Neben dem großzügigen Flächenangebot bietet der neue Deckbereich weitere „Annehmlichkeiten“ für die Sauen: Im Außenbereich sind zusätzliche offene Tränken eingebaut, außerdem gibt es für hohe Außentemperaturen im Sommer eine Hochdruckkühlung. Sowohl im Gang als auch in den innenliegenden Stallbereichen sind dafür Wasserstränge verlegt. Im Zentralgang kühlen sie die ankommende Frischluft, bevor diese in die Abteile gelangt. „Darüber kann eine Absenkung der Temperatur um 5-8 Grad erreicht werden“, so Wilken Langreder. Außerdem eingebaut im Innenbereich des neuen Deckzentrums als auch im Wartebereich wurden Mikrosuhlen. Im etwa halbstündigen Abstand rieselt hier etwas Wasser von der Decke und es bilden sich feuchte Stellen auf dem Boden. Die Sauen lernen schnell, dass es an bestimmten Stellen im Stall „Duschen“ gibt und nutzen diese viel.

Im neugebauten Deckbereich bleiben die Sauen rund 28 Tage, dann geht es in den Wartebereich mit Großgruppen und Abruffütterung.
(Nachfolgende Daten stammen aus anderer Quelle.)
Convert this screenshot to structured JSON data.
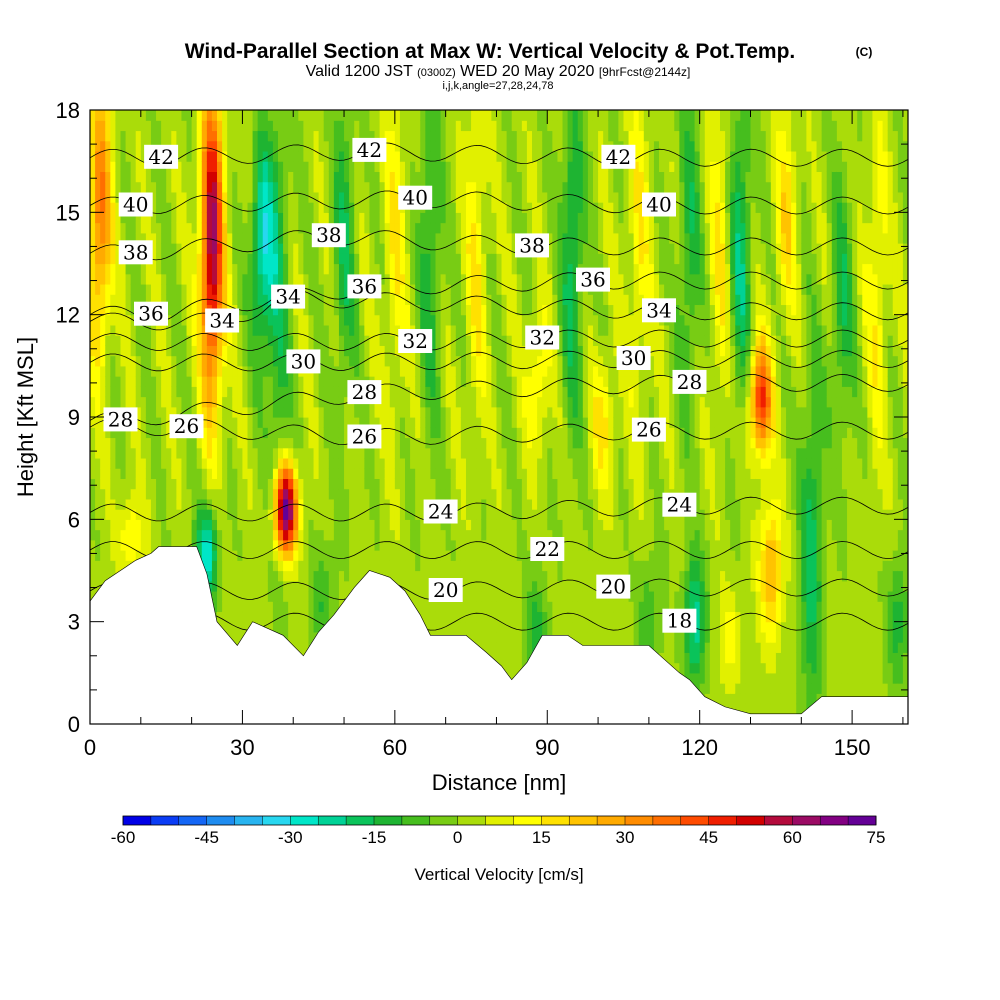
{
  "chart_data": {
    "type": "heatmap",
    "title": "Wind-Parallel Section at Max W: Vertical Velocity & Pot.Temp.",
    "title_tag": "(C)",
    "subtitle_a": "Valid 1200 JST",
    "subtitle_b": "(0300Z)",
    "subtitle_c": "WED 20 May 2020",
    "subtitle_d": "[9hrFcst@2144z]",
    "subtitle_line3": "i,j,k,angle=27,28,24,78",
    "xlabel": "Distance [nm]",
    "ylabel": "Height [Kft MSL]",
    "xlim": [
      0,
      161
    ],
    "ylim": [
      0,
      18
    ],
    "x_ticks": [
      0,
      30,
      60,
      90,
      120,
      150
    ],
    "y_ticks": [
      0,
      3,
      6,
      9,
      12,
      15,
      18
    ],
    "x_minor_step": 10,
    "y_minor_step": 1,
    "colorbar": {
      "label": "Vertical Velocity [cm/s]",
      "min": -60,
      "max": 75,
      "step": 5,
      "tick_labels": [
        "-60",
        "-45",
        "-30",
        "-15",
        "0",
        "15",
        "30",
        "45",
        "60",
        "75"
      ],
      "colors": [
        "#0000e6",
        "#0a3cf5",
        "#1466f5",
        "#1e8cf0",
        "#28b4f0",
        "#28d7f0",
        "#00e6c8",
        "#00d296",
        "#0ac35a",
        "#1eb432",
        "#46be1e",
        "#78cc14",
        "#aadc0a",
        "#e1f000",
        "#ffff00",
        "#ffe100",
        "#ffc300",
        "#ffaa00",
        "#ff8c00",
        "#ff6e00",
        "#ff4b00",
        "#f01e00",
        "#d20000",
        "#b40a3c",
        "#9b0a64",
        "#820082",
        "#640096"
      ]
    },
    "velocity_columns": [
      {
        "x": 2,
        "w": 34,
        "zc": 15,
        "zw": 4
      },
      {
        "x": 24,
        "w": 60,
        "zc": 14,
        "zw": 4.5
      },
      {
        "x": 34,
        "w": -30,
        "zc": 14,
        "zw": 3
      },
      {
        "x": 37,
        "w": -15,
        "zc": 12,
        "zw": 7
      },
      {
        "x": 38.5,
        "w": 72,
        "zc": 6.3,
        "zw": 1.3
      },
      {
        "x": 23,
        "w": -30,
        "zc": 5,
        "zw": 1.5
      },
      {
        "x": 8,
        "w": 15,
        "zc": 5.5,
        "zw": 1.2
      },
      {
        "x": 50,
        "w": -15,
        "zc": 14,
        "zw": 5
      },
      {
        "x": 60,
        "w": 12,
        "zc": 14,
        "zw": 5
      },
      {
        "x": 67,
        "w": -15,
        "zc": 14,
        "zw": 5
      },
      {
        "x": 76,
        "w": 12,
        "zc": 14,
        "zw": 5
      },
      {
        "x": 88,
        "w": 15,
        "zc": 10,
        "zw": 2
      },
      {
        "x": 95,
        "w": -20,
        "zc": 14,
        "zw": 5
      },
      {
        "x": 101,
        "w": 15,
        "zc": 9,
        "zw": 2
      },
      {
        "x": 108,
        "w": 12,
        "zc": 14,
        "zw": 5
      },
      {
        "x": 118,
        "w": -15,
        "zc": 14,
        "zw": 5
      },
      {
        "x": 124,
        "w": 12,
        "zc": 14,
        "zw": 5
      },
      {
        "x": 128,
        "w": -20,
        "zc": 14,
        "zw": 5
      },
      {
        "x": 132,
        "w": 45,
        "zc": 9.5,
        "zw": 1.6
      },
      {
        "x": 134,
        "w": 25,
        "zc": 4.5,
        "zw": 2
      },
      {
        "x": 137,
        "w": 15,
        "zc": 15,
        "zw": 3
      },
      {
        "x": 142,
        "w": -20,
        "zc": 5,
        "zw": 5
      },
      {
        "x": 148,
        "w": -15,
        "zc": 12,
        "zw": 4
      },
      {
        "x": 155,
        "w": 12,
        "zc": 13,
        "zw": 5
      },
      {
        "x": 159,
        "w": -15,
        "zc": 3,
        "zw": 2
      },
      {
        "x": 119,
        "w": -25,
        "zc": 3,
        "zw": 2
      },
      {
        "x": 126,
        "w": 10,
        "zc": 2.5,
        "zw": 1.5
      },
      {
        "x": 88,
        "w": -15,
        "zc": 2.5,
        "zw": 2
      },
      {
        "x": 110,
        "w": -12,
        "zc": 3,
        "zw": 2
      },
      {
        "x": 46,
        "w": -12,
        "zc": 3.5,
        "zw": 2
      }
    ],
    "theta_contour_labels": [
      {
        "text": "42",
        "x": 14,
        "y": 16.6
      },
      {
        "text": "42",
        "x": 55,
        "y": 16.8
      },
      {
        "text": "42",
        "x": 104,
        "y": 16.6
      },
      {
        "text": "40",
        "x": 9,
        "y": 15.2
      },
      {
        "text": "40",
        "x": 64,
        "y": 15.4
      },
      {
        "text": "40",
        "x": 112,
        "y": 15.2
      },
      {
        "text": "38",
        "x": 9,
        "y": 13.8
      },
      {
        "text": "38",
        "x": 47,
        "y": 14.3
      },
      {
        "text": "38",
        "x": 87,
        "y": 14.0
      },
      {
        "text": "36",
        "x": 12,
        "y": 12.0
      },
      {
        "text": "36",
        "x": 54,
        "y": 12.8
      },
      {
        "text": "36",
        "x": 99,
        "y": 13.0
      },
      {
        "text": "34",
        "x": 26,
        "y": 11.8
      },
      {
        "text": "34",
        "x": 39,
        "y": 12.5
      },
      {
        "text": "34",
        "x": 112,
        "y": 12.1
      },
      {
        "text": "32",
        "x": 64,
        "y": 11.2
      },
      {
        "text": "32",
        "x": 89,
        "y": 11.3
      },
      {
        "text": "30",
        "x": 42,
        "y": 10.6
      },
      {
        "text": "30",
        "x": 107,
        "y": 10.7
      },
      {
        "text": "28",
        "x": 6,
        "y": 8.9
      },
      {
        "text": "28",
        "x": 54,
        "y": 9.7
      },
      {
        "text": "28",
        "x": 118,
        "y": 10.0
      },
      {
        "text": "26",
        "x": 19,
        "y": 8.7
      },
      {
        "text": "26",
        "x": 54,
        "y": 8.4
      },
      {
        "text": "26",
        "x": 110,
        "y": 8.6
      },
      {
        "text": "24",
        "x": 69,
        "y": 6.2
      },
      {
        "text": "24",
        "x": 116,
        "y": 6.4
      },
      {
        "text": "22",
        "x": 90,
        "y": 5.1
      },
      {
        "text": "20",
        "x": 70,
        "y": 3.9
      },
      {
        "text": "20",
        "x": 103,
        "y": 4.0
      },
      {
        "text": "18",
        "x": 116,
        "y": 3.0
      }
    ],
    "terrain": [
      [
        0,
        3.6
      ],
      [
        3,
        4.2
      ],
      [
        6,
        4.5
      ],
      [
        9,
        4.8
      ],
      [
        12,
        5.0
      ],
      [
        13.5,
        5.2
      ],
      [
        21,
        5.2
      ],
      [
        23,
        4.4
      ],
      [
        25,
        3.0
      ],
      [
        29,
        2.3
      ],
      [
        32,
        3.0
      ],
      [
        38,
        2.6
      ],
      [
        42,
        2.0
      ],
      [
        45,
        2.7
      ],
      [
        48,
        3.2
      ],
      [
        52,
        4.0
      ],
      [
        55,
        4.5
      ],
      [
        59,
        4.3
      ],
      [
        62,
        3.9
      ],
      [
        65,
        3.2
      ],
      [
        67,
        2.6
      ],
      [
        74,
        2.6
      ],
      [
        78,
        2.1
      ],
      [
        81,
        1.7
      ],
      [
        83,
        1.3
      ],
      [
        86,
        1.8
      ],
      [
        89,
        2.6
      ],
      [
        94,
        2.6
      ],
      [
        97,
        2.3
      ],
      [
        110,
        2.3
      ],
      [
        113,
        1.9
      ],
      [
        116,
        1.5
      ],
      [
        118,
        1.3
      ],
      [
        121,
        0.8
      ],
      [
        125,
        0.5
      ],
      [
        130,
        0.3
      ],
      [
        140,
        0.3
      ],
      [
        144,
        0.8
      ],
      [
        150,
        0.8
      ],
      [
        161,
        0.8
      ]
    ]
  }
}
Auf dem Betrieb Langreder wurden die Kosten für den Umbau/Neubau der beiden Deckzentren im Rahmen des MuD Tierschutz-Vorhabens anteilig gefördert vom Bundesministerium für Ernährung und Landwirtschaft (BMEL) (Projektträger BLE). Das Deckzentrum ist jetzt neu gestaltet, aber die Anpassung des Abferkelstalls steht auf dem Betrieb Langreder noch aus. Jürgen Langreder stellt für die Zukunft fest: „Allein durch die neuen Platzvorgaben im Deckzentrum und Abferkelstall sind das teure Umbauten, die da auf unsere Berufskollegen und uns zukommen.“ Für ihn und seinen Sohn ist deshalb klar, dass das Mehr an Tierwohl auch von jemandem bezahlt werden muss, sei es der Politik oder den Verbrauchern. Sonst hat die Sauenhaltung in Deutschland keine Zukunft mehr – sind die beiden sich sicher.